MATLAB Answers

Leonard
0

Is it possible to create a histogram with fractional entries for each bin?

Asked by Leonard
on 6 Aug 2015
Latest activity Commented on by Leonard
on 7 Aug 2015
Thank you for looking at my question! I have included a brief introduction below; any suggestions or comments would be greatly appreciated!
Traditional histograms are generated using an array (e.g. sample_array = [1,1,1,2,2,3,3,3,3,4]) and the histogram is generated using h = histogram(sample_array,nbins);. In this example, with nbins = 4, I would have a simple histogram of column height associated with the number of times a particular value is observed in the sample array.
However, in my work I have come upon the need to instead use an array in place of a single value. For example:
sample_array = [1,1,[1,2],2,2,3,[2,3,4,5],3,4];
I am aware this is not an array. For convenience I am instead using a cell to contain the data:
sample_cell = {1,1,[1,2],2,2,3,[2,3,4,5],3,4};
What I need to do is generate the resulting histogram of sample_cell where I give EACH ENTRY of the cell EQUAL WEIGHT. The corresponding weights would be as follows:
sample_weight = {1,1,[1/2,1/2],1,1,1,[1/4,1/4,1/4,1/4],1,1};
From this, the resulting histogram would have the following counts in the bins for 1 thru 4:
Bin: Count
1: 2.5
2: 2.75
3: 2.25
4: 1.25
I am looking for a way to generate this resulting histogram which does not include using the least common multiple of the sizes of each entry. (I have a temporary solution to the problem including this quantity, however, I am unable to scale it up properly as I am dealing with very large prime numbers which result in LCM > 10^9.)
Again, any help or suggestions that you might have would be greatly appreciated!

  0 Comments

Sign in to comment.

1 Answer

Answer by David Young
on 6 Aug 2015
Edited by David Young
on 6 Aug 2015
 Accepted Answer

If all the samples are positive integers, and the bins are all centred on the positive integers and with unit width, as in the initial example, you can just do this:
% data
sample_cell = {1,1,[1,2],2,2,3,[2,3,4,5],3,4};
samples = cat(2, sample_cell{:});
weight_cell = cellfun(@(a) ones(size(a))/length(a), sample_cell, ...
'UniformOutput', false);
weights = cat(2, weight_cell{:});
counts = accumarray(samples(:), weights(:)).';
If this isn't the case (as in your more accurate example in the comments), you have to modify the code above by putting the samples into bins before weighting and counting them.
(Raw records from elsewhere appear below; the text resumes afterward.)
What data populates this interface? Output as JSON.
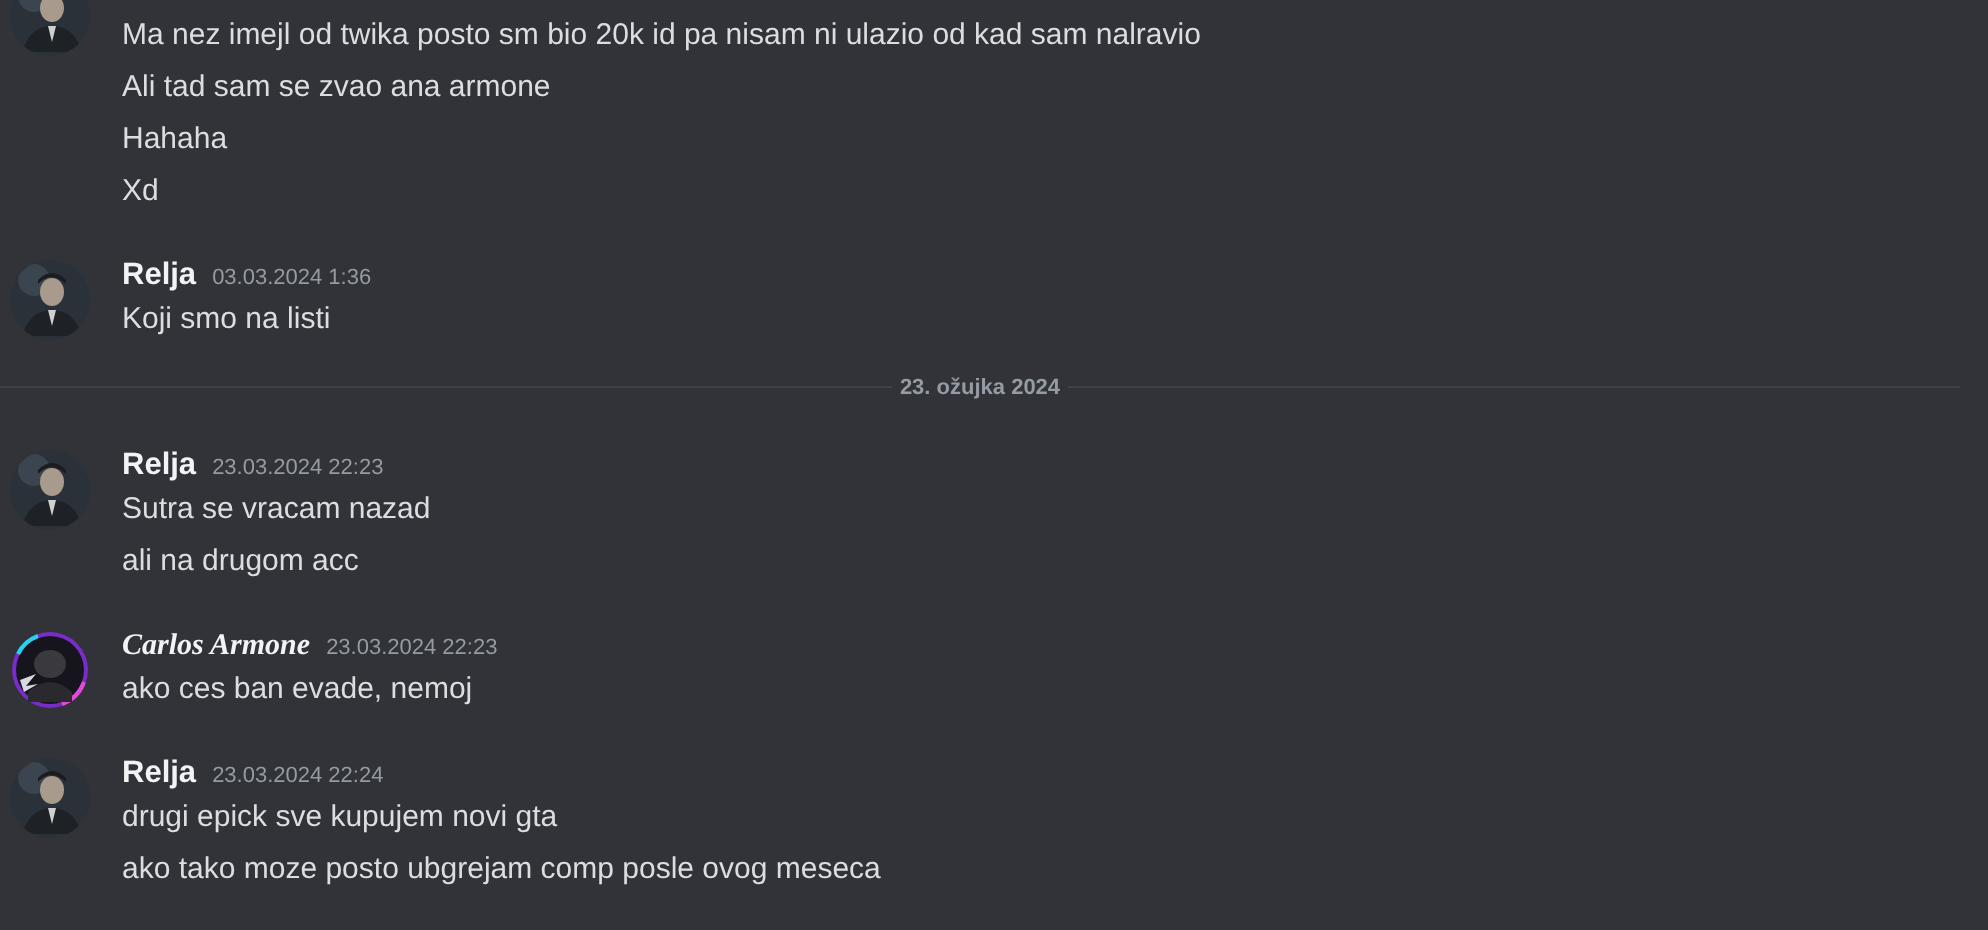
{
  "feed": [
    {
      "kind": "group",
      "avatar": {
        "kind": "picture"
      },
      "messages": [
        "Ma nez imejl od twika posto sm bio 20k id pa nisam ni ulazio od kad sam nalravio",
        "Ali tad sam se zvao ana armone",
        "Hahaha",
        "Xd"
      ]
    },
    {
      "kind": "group",
      "avatar": {
        "kind": "picture"
      },
      "author": "Relja",
      "timestamp": "03.03.2024 1:36",
      "messages": [
        "Koji smo na listi"
      ]
    },
    {
      "kind": "divider",
      "label": "23. ožujka 2024"
    },
    {
      "kind": "group",
      "avatar": {
        "kind": "picture"
      },
      "author": "Relja",
      "timestamp": "23.03.2024 22:23",
      "messages": [
        "Sutra se vracam nazad",
        "ali na drugom acc"
      ]
    },
    {
      "kind": "group",
      "avatar": {
        "kind": "picture",
        "decoration": true
      },
      "author": "Carlos Armone",
      "fancy_name": true,
      "timestamp": "23.03.2024 22:23",
      "messages": [
        "ako ces ban evade, nemoj"
      ]
    },
    {
      "kind": "group",
      "avatar": {
        "kind": "picture"
      },
      "author": "Relja",
      "timestamp": "23.03.2024 22:24",
      "messages": [
        "drugi epick sve kupujem novi gta",
        "ako tako moze posto ubgrejam comp posle ovog meseca"
      ]
    }
  ]
}
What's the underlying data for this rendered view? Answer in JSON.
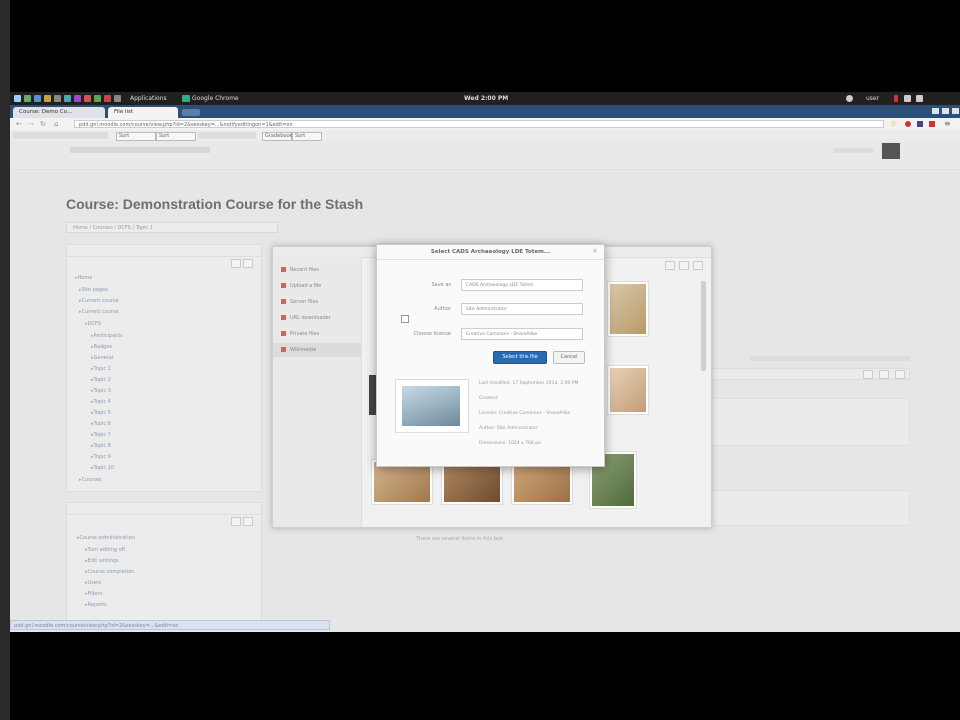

This then looks like this:
% data and histogram parameters
sample_cell = {[0,0.41],0.32,[0.13,0.67,0.2],0.9,[0.3,1,0.89]};
edges = 0:0.1:1;
% put all the samples into one vector, and make a vector of their weights
samples = cat(2, sample_cell{:});
weight_cell = cellfun(@(a) ones(size(a))/length(a), sample_cell, ...
'UniformOutput', false);
weights = cat(2, weight_cell{:});
% work out which bin of the histogram each sample falls into
bins = discretize(samples, edges);
% Now form the counts, applying the weights for each sample
wtdcounts = accumarray(bins(:), weights(:)).';
% and normalise to probabilities
normcounts = wtdcounts/sum(wtdcounts); % normalise to sum to 1
% plot like histogram
centres = conv(edges, [0.5 0.5], 'valid');
bar(centres, normcounts, 1);
This gives the same results as the code in your comment, but will be a great deal more economical I think.

  3 Comments

Thank you for your response! To answer your question: No, my full problem begins with a cell of sets of unique values [0,1] which will require binning. For example:
sample_cell = {[0,0.41],0.32,[0.13,0.67,0.2],0.9,[0.3,1,0.89]};
For the time being, my histogram is generated using:
length_list = [];
for i = 1:length(sample_cell)
length_list = [length_list,length(sample_cell{i})];
end
LCM_length_list = lcms(length_list); % I got this program from MFEX
final_array = [];
for i = 1:length(sample_cell)
array = sample_cell{i};
for j = 1:length(array)
for k = 1:(LCM_length_list/length(array))
final_array = [final_array,array(j)];
end
end
end
h = histogram(final_array,0:0.1:1,'Normalization','Probability');
While this works as a temporary solution, I am ultimately looking to combine the histograms of many "sample_cell" sets of data while maintaining the overall number of entries in "sample cell" as the "integral" of the histogram. For example, in my above code "sample_cell" has 5 entries of equal weight. Another cell, sample_cell_2, could have 8 entries of equal weight. I am not able to combine the two resulting "final_array" arrays, however, because the least common multiple could potentially result in having upwards of 10^5 entries (due to large, prime numbers).
I've modified my answer to deal with the more general case. The second piece of code in the answer gives the same results as your lcm code above on the test data.
Exactly what I was looking for! Thank you so much!

Sign in to comment.